I have to say this one is very much a joint effort with Stella as she had previously done something similar a few weeks ago. In fact it’s the first time I’ve ever tackled a dish like this as I always thought it would be too much like hard work but as long as you get the fishmonger to clean and prep the squid it is not difficult and definitely worth the effort. This is truly a delicious dish for anyone that loves a bit of surf and turf. It is packed full of intense Asian flavours which are truly mouthwatering.
It is so versatile that it could be made with many different types of filling which I am sure I will be attempting in the future, maybe a Spanish theme next. I served it with some simple stirfried vegetables and griddled bok choy. This will dazzle your friends as long as they like seafood, Depending upon the size of the squid you may have some filling leftover which would make great little burgers.
1 Whole medium-sized squid cleaned (ask your fishmonger to do this for you) N.B. if you can’t get hold of a whole fresh squid you could maybe use mini ones which you can easily buy frozen in freezer centres like Iceland.
500g pork loin fillet
For the pork marinade
1 tbsp fish sauce
2 teaspoons Korean chilli paste (Gochujang) or any chilli or Thai red curry paste will do)
3 cloves of garlic crushed
1 thumb sized piece of ginger roughly chopped
1/2 teaspoon of white pepper
1 Tablespoon low salt soy sauce (or Tamari for gluten intolerance)
1 tin water chestnuts
1 teaspoon of sesame oil
Large splash of Chinese rice wine or dry sherry
1/2 teaspoon of Bicarbonate of soda (optional)
Large handful of coriander ( roots and stalks too)
4-5 Spring onions finely chopped
1 medium Carrot finely diced
1-2 teaspoons of Sweetener or sugar
Juice of half a lime
In a small food processor roughly blitz the vegetables for the marinade and set aside.
Next blitz the pork into the texture of mincemeat and then return the veg to the bowl.
Add the rest of the marinade ingredients and mix thoroughly.
Place the mixture into a freezer bag and leave to marinade for as long as possible. Overnight is preferable but even twenty minutes will do.
Score the squid in a criss-cross pattern being careful not to cut straight through the flesh. Season with a pinch of salt and ground black pepper and rub with a splash of vegetable oil.
In a good nonstick frying pan heat a small splash of oil and stirfry the pork lightly for about 3 minutes. . Try not to overcook it as the pork fillet is very lean and will dry out quickly, remember it will need more cooking inside of the squid. Allow to cool slightly for a few minutes and then stuff the tube part of the squid with the pork mixture
Seal the squid parcel using a couple of toothpicks.
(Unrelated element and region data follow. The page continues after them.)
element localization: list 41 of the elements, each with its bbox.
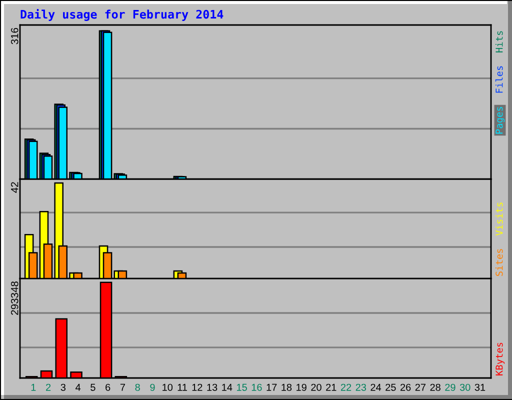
x-tick-label: 13 <box>207 384 218 391</box>
x-tick-label: 20 <box>311 384 322 391</box>
x-tick-label: 5 <box>90 384 96 391</box>
text: 293348 <box>10 282 18 315</box>
text: Files <box>495 66 503 93</box>
text: KBytes <box>496 342 505 376</box>
x-tick-label: 14 <box>222 384 232 391</box>
x-tick-label: 11 <box>178 384 187 391</box>
x-tick-label: 16 <box>252 384 262 391</box>
text: Hits <box>495 31 503 52</box>
x-tick-label: 18 <box>282 384 292 391</box>
x-tick-label: 12 <box>192 384 202 391</box>
text: Sites <box>495 249 503 276</box>
text: Visits <box>495 202 503 236</box>
x-tick-label: 27 <box>415 384 426 391</box>
x-tick-label: 8 <box>135 384 140 391</box>
x-tick-label: 29 <box>445 384 456 391</box>
x-tick-label: 4 <box>76 384 81 391</box>
x-tick-label: 23 <box>356 384 366 391</box>
x-tick-label: 19 <box>296 384 306 391</box>
x-tick-label: 26 <box>400 384 411 391</box>
text: 316 <box>10 28 18 44</box>
x-tick-label: 3 <box>60 384 66 391</box>
x-tick-label: 10 <box>162 384 173 391</box>
x-tick-label: 2 <box>46 384 51 391</box>
x-tick-label: 17 <box>266 384 277 391</box>
x-tick-label: 24 <box>370 384 382 391</box>
x-tick-label: 22 <box>340 384 352 391</box>
x-tick-label: 21 <box>326 384 336 391</box>
x-tick-label: 30 <box>460 384 470 391</box>
text: Pages <box>496 107 505 134</box>
text: 42 <box>10 182 18 193</box>
x-tick-label: 31 <box>474 384 486 391</box>
x-tick-label: 7 <box>120 384 125 391</box>
x-tick-label: 9 <box>150 384 155 391</box>
x-tick-label: 28 <box>430 384 440 391</box>
x-tick-label: 25 <box>386 384 396 391</box>
x-tick-label: 1 <box>31 384 36 391</box>
x-tick-label: 15 <box>237 384 247 391</box>
x-tick-label: 6 <box>106 384 110 391</box>
chart-title: Daily usage for February 2014 <box>20 9 224 21</box>
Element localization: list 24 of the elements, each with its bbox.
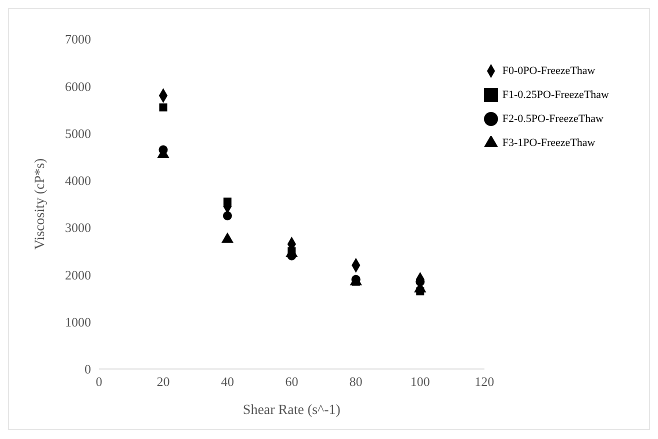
x-tick-label: 40 bbox=[220, 374, 234, 390]
y-tick-label: 3000 bbox=[65, 220, 91, 236]
x-axis-title: Shear Rate (s^-1) bbox=[242, 402, 341, 418]
y-tick-label: 2000 bbox=[65, 267, 91, 282]
y-tick-label: 5000 bbox=[65, 126, 91, 141]
x-tick-label: 120 bbox=[474, 374, 494, 390]
legend-label: F0-0PO-FreezeThaw bbox=[502, 65, 596, 77]
legend-label: F1-0.25PO-FreezeThaw bbox=[502, 89, 609, 101]
y-tick-label: 7000 bbox=[65, 32, 91, 47]
x-tick-label: 60 bbox=[285, 374, 298, 390]
x-tick-label: 0 bbox=[96, 374, 102, 390]
y-tick-label: 6000 bbox=[65, 78, 91, 94]
point bbox=[223, 198, 232, 206]
point bbox=[159, 103, 168, 112]
legend-label: F2-0.5PO-FreezeThaw bbox=[502, 113, 604, 125]
legend-label: F3-1PO-FreezeThaw bbox=[502, 137, 596, 149]
x-tick-label: 80 bbox=[349, 374, 362, 390]
x-tick-label: 100 bbox=[410, 374, 430, 390]
x-tick-label: 20 bbox=[156, 374, 170, 390]
y-tick-label: 1000 bbox=[65, 314, 91, 330]
y-axis-title: Viscosity (cP*s) bbox=[32, 158, 48, 250]
point bbox=[222, 211, 232, 220]
y-tick-label: 0 bbox=[84, 362, 91, 377]
y-tick-label: 4000 bbox=[65, 173, 91, 188]
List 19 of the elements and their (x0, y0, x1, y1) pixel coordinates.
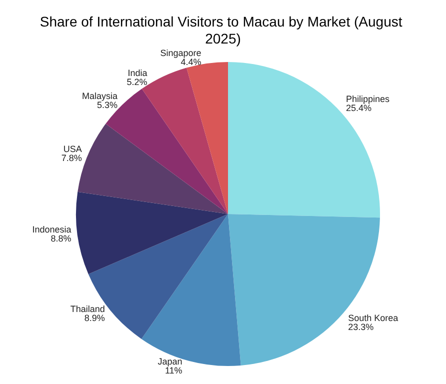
data-label: 8.9% (84, 313, 105, 323)
chart-title: Share of International Visitors to Macau by Market (August 2025) (40, 14, 406, 46)
slice-label: Malaysia (82, 90, 118, 101)
data-label: 4.4% (180, 57, 202, 68)
slice-label: Indonesia (32, 224, 72, 235)
data-label: 8.8% (50, 234, 72, 244)
data-label: 7.8% (61, 153, 82, 164)
data-label: 5.3% (97, 100, 118, 110)
data-label: 23.3% (348, 322, 374, 332)
slice-label: Japan (158, 356, 182, 366)
data-label: 5.2% (126, 77, 148, 88)
slice-label: Philippines (346, 94, 390, 104)
slice-label: South Korea (348, 312, 398, 323)
slice-label: USA (63, 144, 82, 154)
slice-label: India (128, 68, 148, 78)
slice-label: Singapore (160, 48, 202, 58)
data-label: 25.4% (346, 103, 372, 114)
slice-label: Thailand (70, 304, 105, 314)
data-label: 11% (164, 366, 182, 376)
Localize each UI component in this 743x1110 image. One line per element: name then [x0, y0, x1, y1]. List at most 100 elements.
Heat a nonstick griddle pan and brush with a splash of vegetable oil (usually they say to oil the food not the pan as it can be too smoky but in this instance any smokiness will just add to the flavour)
When the pan is fiercely hot fry the stuffed squid and the tentacles (if using) on all sides to create the charred marks and then transfer to the oven and cook for about ten minutes until cooked through.
I initially thought this was going to be far too long as they usually say when cooking squid to either cook it low and slow or really fast to avoid it being rubbery. I think it is all going to depend on the size and how you like it to be honest. According to Stella in Vietnam they prefer the squid to be more on the chewy side. You could even just keep frying it on the griddle pan just be careful to make sure that the pork is cooked.
In the meantime lightly stir fry your serving vegetables and griddle your bok choy or whatever accompaniments you are using.
When cooked allow the squid to rest for a few minutes before carving it in thin slices at an angle.
Serve on top of the stirfried vegetables and bok choy.